"Let me tell you a short story," the woman next to me begins. She sits-- poised, strong, and vibrant -- before an audience of approximately 150 women, men, and adolescents.
Shabana Basij-Rasikh is the 22-year-old founder of SOLA: School of Leadership, Afghanistan, one of the first boarding schools for girls and young women in Kabul. She joins me on April 23, for a panel at Red River Theater, in Concord, New Hampshire, following a screening of the film Girl Rising, sponsored by the Women's Fund of New Hampshire. Together with Nancy Van Sciver, the founder of Education for All Children or EFAC, an educational program for children in Kenya, we relate questions about the film's content back to the larger context of girls' education.
Shabana is on fire:
"One of our students from a very rural village in Afghanistan was leaving for vacation," she continues. "Her father picked her up at the airport and as they were driving home they narrowly missed being killed by a bomb blast. That night, he received a call from someone who said, 'How come you're still alive? I was planning your funeral. If you send your daughter back to school I will try again.' Her father responded, 'Kill me now if you wish, but I will not stop my daughter's future because of your stupid ideas.' That girl is now back at school in Kabul, at SOLA, and her father is continuing to fight threats. The lack of girls' education in Afghanistan is not a cultural norm. It cannot be dismissed as a cultural norm. It is a problem that needs to be fixed."
Shabana looks straight ahead, "This story above -- this is a cultural norm in Afghanistan where fathers are fighting for their daughter's rights every day. There is hope in Afghanistan. I see it, and it is one of the reasons I chose to return after six years studying in the U.S."
We are riveted.
As I listen to Shabana speak, images color my subconscious. I see the past week's newsreel -- flashes of the bomb that tore the streets of my home country and nearby city of Boston on Monday, April 15. While I was in New York City at the time I distinctly remember the shock of learning how the Boston Marathon had been interrupted. I remember the photos, the colors, the smoke, and most importantly, the fear: my brother goes to school in Boston, numerous people I know and love call Boston home.
My mind turns to Afghanistan -- a country where bombs go off and have been going off intermittently for the past 50 years. I imagine my father risking torn limbs and shards for my education. I imagine how it would feel to live in constant and pernicious fear -- the kind of heel-biting fear I have been fortunate to feel only intuitively.
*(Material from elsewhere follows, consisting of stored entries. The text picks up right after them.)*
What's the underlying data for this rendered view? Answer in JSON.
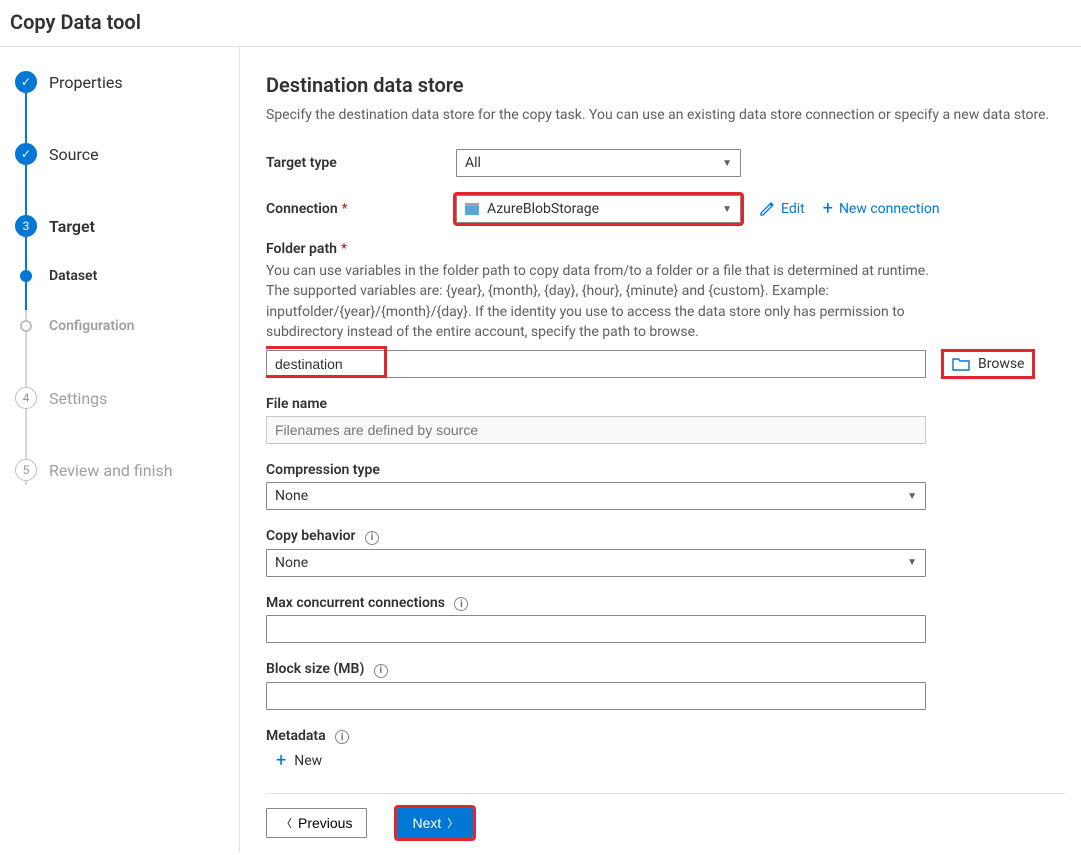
{
  "app_title": "Copy Data tool",
  "sidebar": {
    "steps": [
      {
        "label": "Properties"
      },
      {
        "label": "Source"
      },
      {
        "label": "Target",
        "num": "3"
      },
      {
        "label": "Dataset"
      },
      {
        "label": "Configuration"
      },
      {
        "label": "Settings",
        "num": "4"
      },
      {
        "label": "Review and finish",
        "num": "5"
      }
    ]
  },
  "page": {
    "title": "Destination data store",
    "desc": "Specify the destination data store for the copy task. You can use an existing data store connection or specify a new data store."
  },
  "fields": {
    "target_type_label": "Target type",
    "target_type_value": "All",
    "connection_label": "Connection",
    "connection_value": "AzureBlobStorage",
    "edit_label": "Edit",
    "new_connection_label": "New connection",
    "folder_path_label": "Folder path",
    "folder_path_help": "You can use variables in the folder path to copy data from/to a folder or a file that is determined at runtime. The supported variables are: {year}, {month}, {day}, {hour}, {minute} and {custom}. Example: inputfolder/{year}/{month}/{day}. If the identity you use to access the data store only has permission to subdirectory instead of the entire account, specify the path to browse.",
    "folder_path_value": "destination",
    "browse_label": "Browse",
    "file_name_label": "File name",
    "file_name_placeholder": "Filenames are defined by source",
    "compression_label": "Compression type",
    "compression_value": "None",
    "copy_behavior_label": "Copy behavior",
    "copy_behavior_value": "None",
    "max_conn_label": "Max concurrent connections",
    "block_size_label": "Block size (MB)",
    "metadata_label": "Metadata",
    "metadata_new": "New"
  },
  "footer": {
    "previous": "Previous",
    "next": "Next"
  }
}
Shabana works in an area of the world where fear has been a cultural norm for too long. Her work is helping to reconfigure, to restructure that shadow so that it's sister cultural norm -- hope -- can replace what has been stolen by bloodshed.
Currently, School of Leadership, Afghanistan includes 25 students from 16 provinces. It brings highly motivated students and especially girls together from rural areas in Afghanistan. After several years of intense training these girls receive full scholarships to attend high schools or universities in the U.S., where they can further expand their horizons. Not only do all of these students have a Skype mentor in the United States, who helps to guide them on their educational path, but they begin to learn English through total immersion at SOLA's headquarters in Kabul. Once these students transition to schools in the U.S., SOLA remains engaged in their experiences to ensure that they receive future scholarships and internships, and most importantly, to help incentivize these girls to return to Afghanistan to help other girls from similar backgrounds obtain a brighter future. Next year, SOLA hopes to admit 40 new students. In this way SOLA is turning education into a sustainable platform for broader-based international development.
My thoughts take me back to Boston -- to a scene of post-bomb emergency response and community action. I see an image of two emergency responders bending together to lift a girl supported on a stretcher. I see how the architecture of collaboration and support replaces fear with a cultural norm shared by Americans and Afghans alike -- that of resilience.
When the audience shifts shape at the end of the panel discussion and the theater begins to empty MacNeill, the 10-year-old daughter of New Hampshire Representative Lorrie Carey, runs up the staircase in the middle of the auditorium. I am brought back to a salient phrase at the end of the film, Girl Rising: "I am change."
I am reminded of how dreams have, can, and will frame the future.
A bomb blast hits the streets of two cities separated by the strange shape of perception. The bridge? A girl. Through the shards, she runs. Maybe she falls. Maybe she runs through the rubble around her. Either way, she rises -- lifted by the support of those who believe that she will not only finish the race, but design the next route with the footprints she leaves behind. Always this girl looks up. Always her eyes reflect the still-bright blue of half the sky.